Baruc 5,1-9
Filipenses 1,4-6. 8-11
Lucas 3,1-6
La salvación que Dios nos ofrece al enviarnos a Cristo no es de tipo político, sino una salvación mucho más
profunda, que llega al corazón del ser humano y lo renueva en la totalidad de sus relaciones: consigo mismo, con los demás, con las cosas, con Dios.
El misterio de la encarnación que el periodo litúrgico del Adviento pone de relieve, es la ejemplificación concreta de cómo Dios debe asumir la humanidad para llevarla a su transparencia original.
No obstante, el aspecto “político” tampoco está excluido de esa salvación más vasta y más profunda que Cristo trae a los hombres; más aún, puede prefigurarla.
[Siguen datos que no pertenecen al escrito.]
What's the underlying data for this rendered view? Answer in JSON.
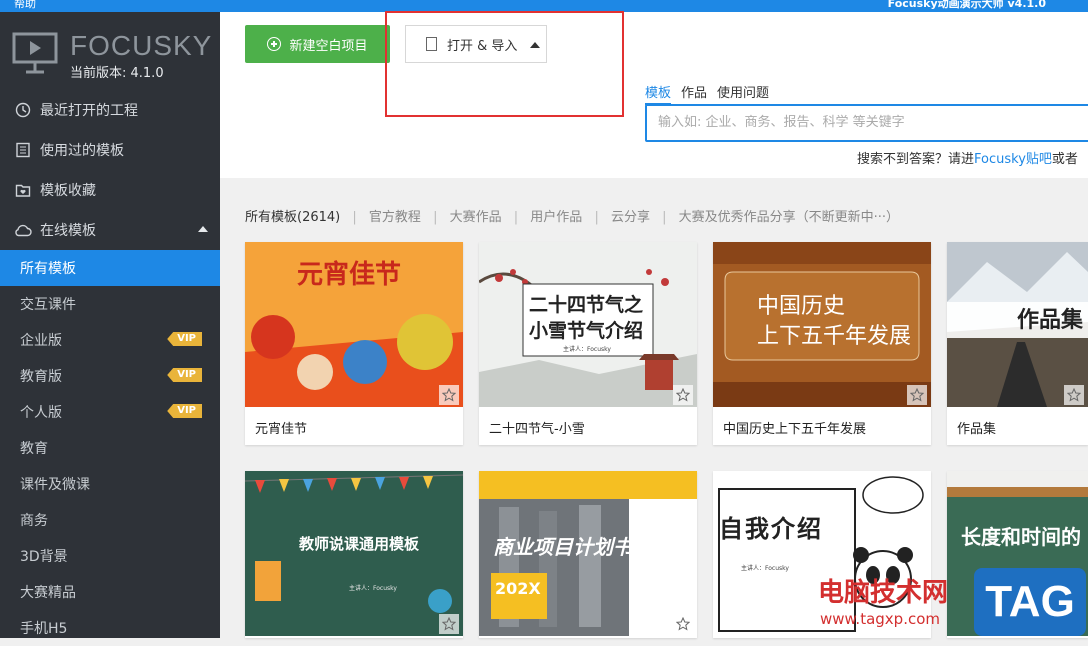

Por eso la liturgia nos propone como primera lectura un pasaje del profeta Baruc, en el que él le habla directamente a Jerusalén y la invita a abrir el corazón a la esperanza, porque sus hijos dispersos y exiliados regresarán, y, con sus hijos, volverá a brillar sobre ella la gloria del Señor.
El pasaje del evangelio nos ayuda a percibir todos los elementos “sorpresivos” que la venida de Jesucristo trae
consigo, también como síntesis de las intervenciones salvadoras de Dios en la historia pasada de su pueblo.
San Lucas hace esto de dos maneras: primero, introduce, como lo hacen los otros textos sinópticos, la figura
majestuosa de Juan Bautista, que anuncia con palabras proféticas y con acciones concretas el comienzo de la misión pública del Señor. Luego, enmarca, de modo original, esa venida en el contexto histórico universal de la época; como para decir que Jesús es ahora el centro de la historia, a la que da su pleno significado y es quien nos lleva a Dios.
Con Cristo, que viene, todo se debe volver nuevo. Esta “novedad” y frescura de vida es para el cristiano un continuo compromiso. Más bien, es Dios el que perfecciona en nosotros la “obra buena” que él mismo ha comenzado, como nos recuerda el apóstol Pablo en la segunda lectura. Dos veces se refiere Pablo, al día de Cristo, para el que tendremos ya que haber madurado en la santidad y en los frutos de justicia.
Siempre es, pues, el Adviento del Señor el que pone en tensión a los creyentes y los impulsa a dar lo mejor de sí mismos, en el espacio de tiempo que Dios aún nos concede.
Que la Eucaristía del segundo domingo de Adviento aumente en nuestros corazones el deseo y la esperanza de esta salvación que el Señor nos promete y realiza en nuestro favor por medio de Cristo.